Nas ruas, o comércio é quase todo de lojinhas de souvenirs, espalhadas uma ao lado da outra, vendendo bonecas, marionetes, canecas de chopp, cristais checos, tudo a preços exorbitantes. No centro principal da cidade, todos os lugares são muito barulhentos, difícil andar nas ruas estreitas repletas de turistas se esbarrando. Nas mesmas ruas, para vender os ingressos dos concertos, dezenas de palhaços vestidos de Mozart esforçam-se para desovar os seus estoques e posam para fotografias ao lado dos deslumbrados japoneses. A maior parte dos turistas viaja em grupos enormes, sempre seguindo sofregamente algum guia que balançava intrepidamente a sua sombrinha amarela ou vermelha. Os restaurantes e bares, sempre caríssimos, exploravam o fato de que ali era o lugar onde Mozart encontrava inspiração ou onde Kafka começou a escrever “O Processo” ou o local que Kundera descreveu em “A Insustentável Leveza do Ser”. Não surpreende que a qualidade da comida, nesses lugares, sempre deixasse a desejar.

O que mais me chamou a atenção foi a quantidade de turistas brasileiros, o que eu não vinha encontrando em alguns dos lugares recentes que andei visitando. Isso confirmou minha impressão de que os brasileiros, de maneira geral, não se dispõem a desbravar lugares novos, ainda pouco explorados pelo turismo. Em geral, visitam os lugares quando eles já são descobertos pelas massas. Há cerca de cinco anos atrás, eu podia contar nos dedos os meus conhecidos que já haviam visitado Praga. Praga é agora a cidade da moda e já faz parte dos planos da maior parte dos brasileiros que visitam a Europa.

Nada disso, porém, tira a beleza da cidade. Sempre há um jeito de fugir do circuitão turístico. Há sempre a chance de se perder em ruelas que revelam belezas tão admiráveis como as dos principais pontos turísticos. Há sempre a chance que tive de ficar num hotel fora do centrão e usar o eficiente sistema integrado de transportes públicos da cidade (metrô, ônibus e bondes elétricos), esse sim, destinado à população local e uma divertida aventura quando não se domina a língua tcheca. E dá ainda para passear pela Petrin Hill, um lugar presente na obra de Kundera, que reservei para uma deliciosa e saudosista releitura de “A Insustentável Leveza do Ser”, especialmente comprado para a ocasião. Petrin Hill é um charmoso monte perto da cidade que oferece a chance de admirar de cima e de longe a beleza de Praga, em especial os fantásticos telhados vermelhos que são uma espécie de marca registrada da cidade.

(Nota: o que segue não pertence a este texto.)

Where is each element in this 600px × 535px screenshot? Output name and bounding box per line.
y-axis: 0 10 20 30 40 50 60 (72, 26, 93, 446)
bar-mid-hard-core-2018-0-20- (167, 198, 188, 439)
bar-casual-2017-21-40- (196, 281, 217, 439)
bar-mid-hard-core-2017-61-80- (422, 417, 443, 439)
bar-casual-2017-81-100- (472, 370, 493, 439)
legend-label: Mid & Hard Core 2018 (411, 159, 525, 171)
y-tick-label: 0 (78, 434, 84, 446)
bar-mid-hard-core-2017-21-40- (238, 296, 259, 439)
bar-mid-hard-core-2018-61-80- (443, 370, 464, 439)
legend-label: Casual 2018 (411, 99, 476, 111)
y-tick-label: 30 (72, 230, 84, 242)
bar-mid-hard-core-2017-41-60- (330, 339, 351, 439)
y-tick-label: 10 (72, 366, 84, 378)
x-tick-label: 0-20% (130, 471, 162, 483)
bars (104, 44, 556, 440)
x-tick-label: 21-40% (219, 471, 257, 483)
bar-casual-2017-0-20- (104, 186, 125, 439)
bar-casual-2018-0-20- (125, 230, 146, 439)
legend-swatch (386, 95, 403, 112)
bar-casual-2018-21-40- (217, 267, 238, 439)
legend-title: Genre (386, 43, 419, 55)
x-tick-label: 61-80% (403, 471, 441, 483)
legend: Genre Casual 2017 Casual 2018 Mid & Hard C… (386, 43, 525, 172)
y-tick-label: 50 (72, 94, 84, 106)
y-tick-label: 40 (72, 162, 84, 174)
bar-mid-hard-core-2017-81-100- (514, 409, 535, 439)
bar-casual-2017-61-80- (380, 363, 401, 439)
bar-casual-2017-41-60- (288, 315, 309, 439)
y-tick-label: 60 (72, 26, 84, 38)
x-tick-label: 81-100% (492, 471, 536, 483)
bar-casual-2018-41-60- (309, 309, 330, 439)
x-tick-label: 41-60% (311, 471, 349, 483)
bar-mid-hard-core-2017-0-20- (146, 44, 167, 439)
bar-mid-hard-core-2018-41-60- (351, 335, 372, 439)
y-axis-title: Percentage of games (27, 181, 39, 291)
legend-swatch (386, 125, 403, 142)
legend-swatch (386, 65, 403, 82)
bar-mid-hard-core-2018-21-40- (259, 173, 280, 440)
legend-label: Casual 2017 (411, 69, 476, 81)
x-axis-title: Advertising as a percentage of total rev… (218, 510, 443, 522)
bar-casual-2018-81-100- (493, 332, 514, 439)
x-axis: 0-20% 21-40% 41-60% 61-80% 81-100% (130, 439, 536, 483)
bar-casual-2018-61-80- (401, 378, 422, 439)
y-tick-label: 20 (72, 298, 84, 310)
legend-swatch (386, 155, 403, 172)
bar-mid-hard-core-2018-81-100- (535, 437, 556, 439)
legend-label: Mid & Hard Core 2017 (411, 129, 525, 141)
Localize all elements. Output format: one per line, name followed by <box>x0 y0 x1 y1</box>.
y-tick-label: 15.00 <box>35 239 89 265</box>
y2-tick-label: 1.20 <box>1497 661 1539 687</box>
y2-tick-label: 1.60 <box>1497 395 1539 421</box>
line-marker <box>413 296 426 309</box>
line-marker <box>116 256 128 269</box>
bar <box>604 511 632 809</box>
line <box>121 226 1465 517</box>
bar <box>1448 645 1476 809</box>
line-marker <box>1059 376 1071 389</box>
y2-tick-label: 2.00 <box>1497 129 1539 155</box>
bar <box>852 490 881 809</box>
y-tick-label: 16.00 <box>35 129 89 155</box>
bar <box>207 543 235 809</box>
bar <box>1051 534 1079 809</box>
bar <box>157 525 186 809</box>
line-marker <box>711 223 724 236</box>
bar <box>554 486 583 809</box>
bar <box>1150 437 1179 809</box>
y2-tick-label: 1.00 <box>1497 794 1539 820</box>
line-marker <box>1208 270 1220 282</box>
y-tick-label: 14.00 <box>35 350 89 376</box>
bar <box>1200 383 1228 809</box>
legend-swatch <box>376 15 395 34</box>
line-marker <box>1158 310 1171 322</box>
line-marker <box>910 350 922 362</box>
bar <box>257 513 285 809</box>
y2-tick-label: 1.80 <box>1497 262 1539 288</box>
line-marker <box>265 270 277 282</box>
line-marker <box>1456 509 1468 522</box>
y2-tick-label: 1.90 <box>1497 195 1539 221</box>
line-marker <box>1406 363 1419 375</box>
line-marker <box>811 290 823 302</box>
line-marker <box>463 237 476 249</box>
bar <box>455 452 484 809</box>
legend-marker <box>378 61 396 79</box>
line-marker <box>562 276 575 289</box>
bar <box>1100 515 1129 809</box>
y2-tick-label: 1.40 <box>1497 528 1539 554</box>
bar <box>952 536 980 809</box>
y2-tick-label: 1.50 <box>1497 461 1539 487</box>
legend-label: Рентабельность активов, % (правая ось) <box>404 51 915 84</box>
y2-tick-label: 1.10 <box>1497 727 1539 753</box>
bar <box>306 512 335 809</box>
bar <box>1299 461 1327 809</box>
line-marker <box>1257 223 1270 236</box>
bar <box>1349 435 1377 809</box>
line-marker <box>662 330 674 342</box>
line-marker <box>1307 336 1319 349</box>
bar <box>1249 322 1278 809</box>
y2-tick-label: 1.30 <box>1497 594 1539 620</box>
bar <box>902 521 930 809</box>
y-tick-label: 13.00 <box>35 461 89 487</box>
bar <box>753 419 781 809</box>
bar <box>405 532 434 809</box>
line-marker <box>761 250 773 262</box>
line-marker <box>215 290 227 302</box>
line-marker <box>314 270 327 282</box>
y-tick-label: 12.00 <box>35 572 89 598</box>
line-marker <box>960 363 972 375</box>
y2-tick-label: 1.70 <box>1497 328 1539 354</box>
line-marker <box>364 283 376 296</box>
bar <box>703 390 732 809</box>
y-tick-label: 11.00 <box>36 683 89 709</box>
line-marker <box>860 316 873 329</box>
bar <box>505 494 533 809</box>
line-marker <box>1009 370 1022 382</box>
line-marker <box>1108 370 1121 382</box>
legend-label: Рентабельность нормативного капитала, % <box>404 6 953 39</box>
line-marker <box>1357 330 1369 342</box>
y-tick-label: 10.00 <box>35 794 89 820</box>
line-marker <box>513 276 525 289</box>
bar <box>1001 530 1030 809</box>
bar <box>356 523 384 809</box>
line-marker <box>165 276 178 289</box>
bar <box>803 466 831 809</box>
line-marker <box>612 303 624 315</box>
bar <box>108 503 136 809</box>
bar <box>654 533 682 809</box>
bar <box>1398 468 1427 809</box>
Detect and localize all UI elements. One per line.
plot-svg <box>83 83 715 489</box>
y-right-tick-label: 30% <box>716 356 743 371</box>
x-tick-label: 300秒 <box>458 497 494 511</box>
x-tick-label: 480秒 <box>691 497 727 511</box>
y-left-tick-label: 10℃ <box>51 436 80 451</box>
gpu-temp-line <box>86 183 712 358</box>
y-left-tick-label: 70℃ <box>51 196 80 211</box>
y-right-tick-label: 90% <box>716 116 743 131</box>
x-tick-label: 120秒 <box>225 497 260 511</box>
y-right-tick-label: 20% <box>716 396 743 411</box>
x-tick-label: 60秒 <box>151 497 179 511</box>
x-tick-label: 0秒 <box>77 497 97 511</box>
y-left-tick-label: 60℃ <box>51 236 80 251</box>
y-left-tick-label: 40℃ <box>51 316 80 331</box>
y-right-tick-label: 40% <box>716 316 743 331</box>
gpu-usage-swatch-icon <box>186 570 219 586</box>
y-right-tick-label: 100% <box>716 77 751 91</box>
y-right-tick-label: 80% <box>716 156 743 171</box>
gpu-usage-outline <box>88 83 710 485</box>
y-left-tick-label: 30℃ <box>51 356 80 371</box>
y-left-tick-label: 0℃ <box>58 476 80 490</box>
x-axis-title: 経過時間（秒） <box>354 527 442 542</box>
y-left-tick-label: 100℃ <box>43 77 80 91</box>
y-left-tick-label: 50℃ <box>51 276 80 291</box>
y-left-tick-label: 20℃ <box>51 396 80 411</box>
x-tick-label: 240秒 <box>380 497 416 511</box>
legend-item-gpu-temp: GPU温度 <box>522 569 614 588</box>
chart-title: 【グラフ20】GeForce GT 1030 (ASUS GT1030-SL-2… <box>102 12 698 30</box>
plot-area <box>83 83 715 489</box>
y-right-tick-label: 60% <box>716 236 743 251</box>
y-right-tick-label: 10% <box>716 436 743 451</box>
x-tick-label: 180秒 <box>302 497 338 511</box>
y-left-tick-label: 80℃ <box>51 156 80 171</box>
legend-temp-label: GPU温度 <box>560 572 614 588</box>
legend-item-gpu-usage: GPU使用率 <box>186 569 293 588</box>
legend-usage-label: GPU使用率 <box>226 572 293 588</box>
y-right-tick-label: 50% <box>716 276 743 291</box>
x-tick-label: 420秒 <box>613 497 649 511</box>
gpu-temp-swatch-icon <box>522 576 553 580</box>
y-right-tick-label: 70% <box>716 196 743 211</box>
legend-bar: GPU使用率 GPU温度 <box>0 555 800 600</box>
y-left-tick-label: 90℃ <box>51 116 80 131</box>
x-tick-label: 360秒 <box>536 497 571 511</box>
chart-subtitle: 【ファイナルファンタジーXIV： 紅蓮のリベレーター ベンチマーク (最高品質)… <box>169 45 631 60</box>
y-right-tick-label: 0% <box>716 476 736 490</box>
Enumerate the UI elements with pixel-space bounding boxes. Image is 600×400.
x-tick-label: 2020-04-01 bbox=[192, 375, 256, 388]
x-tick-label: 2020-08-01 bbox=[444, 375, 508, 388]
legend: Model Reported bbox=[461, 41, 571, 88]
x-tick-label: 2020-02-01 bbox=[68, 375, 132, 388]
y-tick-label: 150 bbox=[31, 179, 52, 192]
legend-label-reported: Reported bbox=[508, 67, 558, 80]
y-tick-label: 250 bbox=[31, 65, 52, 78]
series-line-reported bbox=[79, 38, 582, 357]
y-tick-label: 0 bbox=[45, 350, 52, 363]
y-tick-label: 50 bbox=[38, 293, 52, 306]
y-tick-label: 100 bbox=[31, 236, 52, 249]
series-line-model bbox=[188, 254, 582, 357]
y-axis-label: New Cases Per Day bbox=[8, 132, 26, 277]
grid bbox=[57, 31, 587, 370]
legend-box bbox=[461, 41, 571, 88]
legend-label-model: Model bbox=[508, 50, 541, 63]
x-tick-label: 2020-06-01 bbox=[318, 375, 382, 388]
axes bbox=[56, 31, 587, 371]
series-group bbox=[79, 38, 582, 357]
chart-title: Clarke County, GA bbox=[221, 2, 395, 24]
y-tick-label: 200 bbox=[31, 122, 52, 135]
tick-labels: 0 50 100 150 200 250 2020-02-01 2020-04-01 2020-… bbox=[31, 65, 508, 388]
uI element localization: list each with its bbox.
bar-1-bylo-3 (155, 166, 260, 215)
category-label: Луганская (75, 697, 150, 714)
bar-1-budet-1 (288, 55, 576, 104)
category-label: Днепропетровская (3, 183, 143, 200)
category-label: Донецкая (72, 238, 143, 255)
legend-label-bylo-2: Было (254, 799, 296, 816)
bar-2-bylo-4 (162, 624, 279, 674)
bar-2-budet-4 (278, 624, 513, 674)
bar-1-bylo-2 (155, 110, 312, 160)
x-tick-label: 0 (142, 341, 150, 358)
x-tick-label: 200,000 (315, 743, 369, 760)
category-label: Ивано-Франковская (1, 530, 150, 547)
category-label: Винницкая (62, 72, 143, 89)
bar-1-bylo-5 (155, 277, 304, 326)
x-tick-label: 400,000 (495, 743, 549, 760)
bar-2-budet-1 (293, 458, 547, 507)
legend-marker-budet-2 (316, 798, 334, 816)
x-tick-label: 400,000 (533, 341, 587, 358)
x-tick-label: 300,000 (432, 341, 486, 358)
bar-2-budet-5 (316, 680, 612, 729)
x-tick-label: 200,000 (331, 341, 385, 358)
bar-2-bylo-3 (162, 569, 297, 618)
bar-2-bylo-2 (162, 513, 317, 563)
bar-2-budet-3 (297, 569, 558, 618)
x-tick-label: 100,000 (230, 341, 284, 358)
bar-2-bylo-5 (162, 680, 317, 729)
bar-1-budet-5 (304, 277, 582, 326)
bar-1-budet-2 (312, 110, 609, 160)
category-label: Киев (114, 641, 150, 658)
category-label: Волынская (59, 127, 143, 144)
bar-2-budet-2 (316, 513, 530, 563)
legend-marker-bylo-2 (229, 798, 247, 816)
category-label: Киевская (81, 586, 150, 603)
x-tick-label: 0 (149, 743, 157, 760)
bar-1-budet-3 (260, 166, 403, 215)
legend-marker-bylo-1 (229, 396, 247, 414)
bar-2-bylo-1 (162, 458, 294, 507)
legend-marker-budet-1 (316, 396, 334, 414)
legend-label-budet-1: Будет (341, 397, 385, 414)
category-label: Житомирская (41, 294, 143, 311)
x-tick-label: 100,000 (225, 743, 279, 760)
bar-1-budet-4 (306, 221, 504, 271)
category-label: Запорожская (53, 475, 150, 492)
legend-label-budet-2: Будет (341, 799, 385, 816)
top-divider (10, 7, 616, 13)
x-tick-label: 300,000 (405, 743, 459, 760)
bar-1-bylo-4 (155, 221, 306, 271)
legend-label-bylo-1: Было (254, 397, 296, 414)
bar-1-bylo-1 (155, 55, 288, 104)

Finalmente, ao sair de Praga, se você tiver sorte, ainda pode ter o privilégio que tive de tomar um vôo que me exigia estar no aeroporto às 6 da manhã. Isso vai te dar a chance de passear de táxi no centro da cidade vazia e te encorajar a pedir ao motorista para ir devagarzinho, a fim de que você possa curtir e ver com calma o que a multidão de turistas te impediu nos dias anteriores.